[OPENAM-5721] WindowsDesktopSSO trusted realm list doesn't work Created: 25/Mar/15  Updated: 02/Aug/16  Resolved: 16/Oct/15

Status: Resolved
Project: OpenAM
Component/s: authentication
Affects Version/s: 11.0.3
Fix Version/s: 12.0.3, 13.0.0

Type: Bug Priority: Minor
Reporter: Jari Ahonen Assignee: Sachiko Wallace
Resolution: Fixed Votes: 0
Labels: EDISON, release-notes
Remaining Estimate: 0h
Time Spent: 0.5h
Original Estimate: Not Specified

Issue Links:
Relates
relates to OPENAM-9407 Backport OPENAM-7556 to 12.0.x Resolved
is related to OPENAM-4923 Update Windows Desktop SSO module to ... Resolved
Target Version/s:
Sprint: AM Sustaining Sprint 13

 Description   

The new trusted realms list functionality in OpenAM 11.0.3 WindowsDesktopSSO auth module is broken. Only the first realm in the list will work.

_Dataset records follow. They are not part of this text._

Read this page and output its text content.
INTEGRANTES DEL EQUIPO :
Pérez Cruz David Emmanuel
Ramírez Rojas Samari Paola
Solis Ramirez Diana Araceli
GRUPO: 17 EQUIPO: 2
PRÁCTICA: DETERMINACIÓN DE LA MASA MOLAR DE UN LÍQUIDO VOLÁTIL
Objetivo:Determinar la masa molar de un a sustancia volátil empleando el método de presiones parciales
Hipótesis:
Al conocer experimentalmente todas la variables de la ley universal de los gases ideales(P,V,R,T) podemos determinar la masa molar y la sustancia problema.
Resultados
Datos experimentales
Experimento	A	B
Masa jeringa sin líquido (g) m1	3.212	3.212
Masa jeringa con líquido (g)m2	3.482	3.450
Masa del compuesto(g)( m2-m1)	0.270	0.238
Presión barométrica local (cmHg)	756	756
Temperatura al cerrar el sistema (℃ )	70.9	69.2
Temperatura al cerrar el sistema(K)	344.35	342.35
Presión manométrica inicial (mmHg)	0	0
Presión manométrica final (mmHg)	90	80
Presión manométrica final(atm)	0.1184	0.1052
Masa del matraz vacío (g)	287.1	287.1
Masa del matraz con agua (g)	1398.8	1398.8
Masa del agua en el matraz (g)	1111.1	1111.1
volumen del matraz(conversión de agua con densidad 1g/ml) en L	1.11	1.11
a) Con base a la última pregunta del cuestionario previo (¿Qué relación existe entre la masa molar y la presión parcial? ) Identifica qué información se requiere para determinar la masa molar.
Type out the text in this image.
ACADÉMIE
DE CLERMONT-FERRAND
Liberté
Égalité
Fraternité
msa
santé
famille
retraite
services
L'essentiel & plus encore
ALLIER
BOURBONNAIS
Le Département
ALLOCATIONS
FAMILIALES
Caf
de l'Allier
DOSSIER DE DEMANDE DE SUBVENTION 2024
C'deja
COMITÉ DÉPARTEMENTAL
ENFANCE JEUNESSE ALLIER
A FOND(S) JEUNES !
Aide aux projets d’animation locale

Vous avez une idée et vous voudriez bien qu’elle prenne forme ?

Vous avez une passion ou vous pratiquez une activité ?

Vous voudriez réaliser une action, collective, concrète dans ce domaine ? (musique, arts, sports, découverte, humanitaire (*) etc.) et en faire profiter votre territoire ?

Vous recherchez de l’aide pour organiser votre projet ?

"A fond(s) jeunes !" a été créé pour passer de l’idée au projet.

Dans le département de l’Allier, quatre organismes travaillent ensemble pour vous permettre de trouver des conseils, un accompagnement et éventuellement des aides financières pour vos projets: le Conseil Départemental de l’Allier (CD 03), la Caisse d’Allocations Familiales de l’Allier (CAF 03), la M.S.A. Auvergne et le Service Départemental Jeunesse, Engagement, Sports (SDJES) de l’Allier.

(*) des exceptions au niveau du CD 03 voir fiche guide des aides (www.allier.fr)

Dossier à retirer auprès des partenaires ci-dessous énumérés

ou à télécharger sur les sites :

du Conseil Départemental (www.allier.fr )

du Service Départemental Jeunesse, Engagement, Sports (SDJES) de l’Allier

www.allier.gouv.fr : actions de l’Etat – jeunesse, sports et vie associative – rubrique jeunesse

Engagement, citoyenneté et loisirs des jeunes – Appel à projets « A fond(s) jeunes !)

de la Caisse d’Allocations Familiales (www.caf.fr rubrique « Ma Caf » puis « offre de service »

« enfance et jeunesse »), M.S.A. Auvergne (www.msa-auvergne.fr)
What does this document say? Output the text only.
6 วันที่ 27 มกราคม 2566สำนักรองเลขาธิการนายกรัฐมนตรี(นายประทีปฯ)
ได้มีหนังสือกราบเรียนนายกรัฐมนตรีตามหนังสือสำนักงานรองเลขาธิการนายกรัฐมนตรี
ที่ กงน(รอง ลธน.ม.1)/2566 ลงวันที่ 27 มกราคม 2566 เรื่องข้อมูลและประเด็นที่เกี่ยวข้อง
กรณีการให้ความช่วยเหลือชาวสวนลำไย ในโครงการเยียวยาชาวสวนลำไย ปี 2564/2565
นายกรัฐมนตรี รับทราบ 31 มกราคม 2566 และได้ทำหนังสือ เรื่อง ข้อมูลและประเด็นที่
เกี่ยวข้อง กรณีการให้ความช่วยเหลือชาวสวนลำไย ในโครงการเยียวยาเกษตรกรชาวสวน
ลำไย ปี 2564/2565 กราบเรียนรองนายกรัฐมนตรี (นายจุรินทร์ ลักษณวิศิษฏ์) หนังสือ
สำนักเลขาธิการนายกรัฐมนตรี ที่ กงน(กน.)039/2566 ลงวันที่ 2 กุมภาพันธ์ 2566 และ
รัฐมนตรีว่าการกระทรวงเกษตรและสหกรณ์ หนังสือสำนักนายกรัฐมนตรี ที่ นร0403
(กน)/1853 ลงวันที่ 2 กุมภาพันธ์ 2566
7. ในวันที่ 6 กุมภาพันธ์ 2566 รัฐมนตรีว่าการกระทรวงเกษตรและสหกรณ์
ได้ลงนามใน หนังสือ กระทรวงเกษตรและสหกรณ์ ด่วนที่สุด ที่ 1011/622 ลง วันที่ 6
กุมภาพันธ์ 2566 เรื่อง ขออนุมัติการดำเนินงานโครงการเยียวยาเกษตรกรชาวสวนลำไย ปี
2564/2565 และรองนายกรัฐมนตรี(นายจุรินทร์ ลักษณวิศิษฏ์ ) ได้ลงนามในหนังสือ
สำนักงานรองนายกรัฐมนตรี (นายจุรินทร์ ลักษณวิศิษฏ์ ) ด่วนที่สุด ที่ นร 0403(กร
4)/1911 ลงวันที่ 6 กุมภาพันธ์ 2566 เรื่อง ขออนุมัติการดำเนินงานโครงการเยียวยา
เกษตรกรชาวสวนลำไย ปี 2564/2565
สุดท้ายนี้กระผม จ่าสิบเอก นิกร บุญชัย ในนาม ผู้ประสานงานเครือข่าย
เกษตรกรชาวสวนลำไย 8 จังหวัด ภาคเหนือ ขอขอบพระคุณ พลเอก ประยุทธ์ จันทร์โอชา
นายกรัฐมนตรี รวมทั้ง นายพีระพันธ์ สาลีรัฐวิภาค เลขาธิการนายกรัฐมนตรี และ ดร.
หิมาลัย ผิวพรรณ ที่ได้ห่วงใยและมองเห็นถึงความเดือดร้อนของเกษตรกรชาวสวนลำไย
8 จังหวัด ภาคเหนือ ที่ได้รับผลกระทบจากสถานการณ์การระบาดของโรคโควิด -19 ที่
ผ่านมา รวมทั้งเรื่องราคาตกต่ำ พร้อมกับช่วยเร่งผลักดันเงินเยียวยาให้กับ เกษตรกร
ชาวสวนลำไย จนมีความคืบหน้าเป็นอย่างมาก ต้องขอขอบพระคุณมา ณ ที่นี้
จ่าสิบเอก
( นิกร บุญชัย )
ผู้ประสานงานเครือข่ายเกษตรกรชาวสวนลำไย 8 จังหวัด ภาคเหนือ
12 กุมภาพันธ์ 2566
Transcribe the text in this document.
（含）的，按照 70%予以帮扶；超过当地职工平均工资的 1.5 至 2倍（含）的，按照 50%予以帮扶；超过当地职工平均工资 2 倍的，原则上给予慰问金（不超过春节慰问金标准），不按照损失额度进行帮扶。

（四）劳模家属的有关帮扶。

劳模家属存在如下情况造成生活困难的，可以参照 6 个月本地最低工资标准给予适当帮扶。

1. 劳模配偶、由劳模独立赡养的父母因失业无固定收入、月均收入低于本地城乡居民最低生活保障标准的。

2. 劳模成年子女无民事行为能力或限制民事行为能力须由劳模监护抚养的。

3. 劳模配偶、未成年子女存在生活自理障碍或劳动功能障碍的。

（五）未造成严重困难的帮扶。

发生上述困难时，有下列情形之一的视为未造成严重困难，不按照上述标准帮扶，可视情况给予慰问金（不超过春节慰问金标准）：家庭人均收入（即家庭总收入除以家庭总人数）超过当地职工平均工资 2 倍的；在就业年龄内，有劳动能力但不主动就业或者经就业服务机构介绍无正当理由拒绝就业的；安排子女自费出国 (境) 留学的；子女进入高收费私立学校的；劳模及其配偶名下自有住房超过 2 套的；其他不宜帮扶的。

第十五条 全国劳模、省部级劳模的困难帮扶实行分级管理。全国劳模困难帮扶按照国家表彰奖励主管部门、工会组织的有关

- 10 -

The reason is that the trusted realm checking logic in WindowsDesktopSSO.java lines 285-291 causes the authentication to fail when it encounters the first non-matching realm on the list (whenever isTokenTrusted() returns false). It should check all the realms on the list and only fail if none of them match.


Generated at Tue Oct 27 00:46:46 UTC 2020 using Jira 7.13.12#713012-sha1:6e07c38070d5191bbf7353952ed38f111754533a.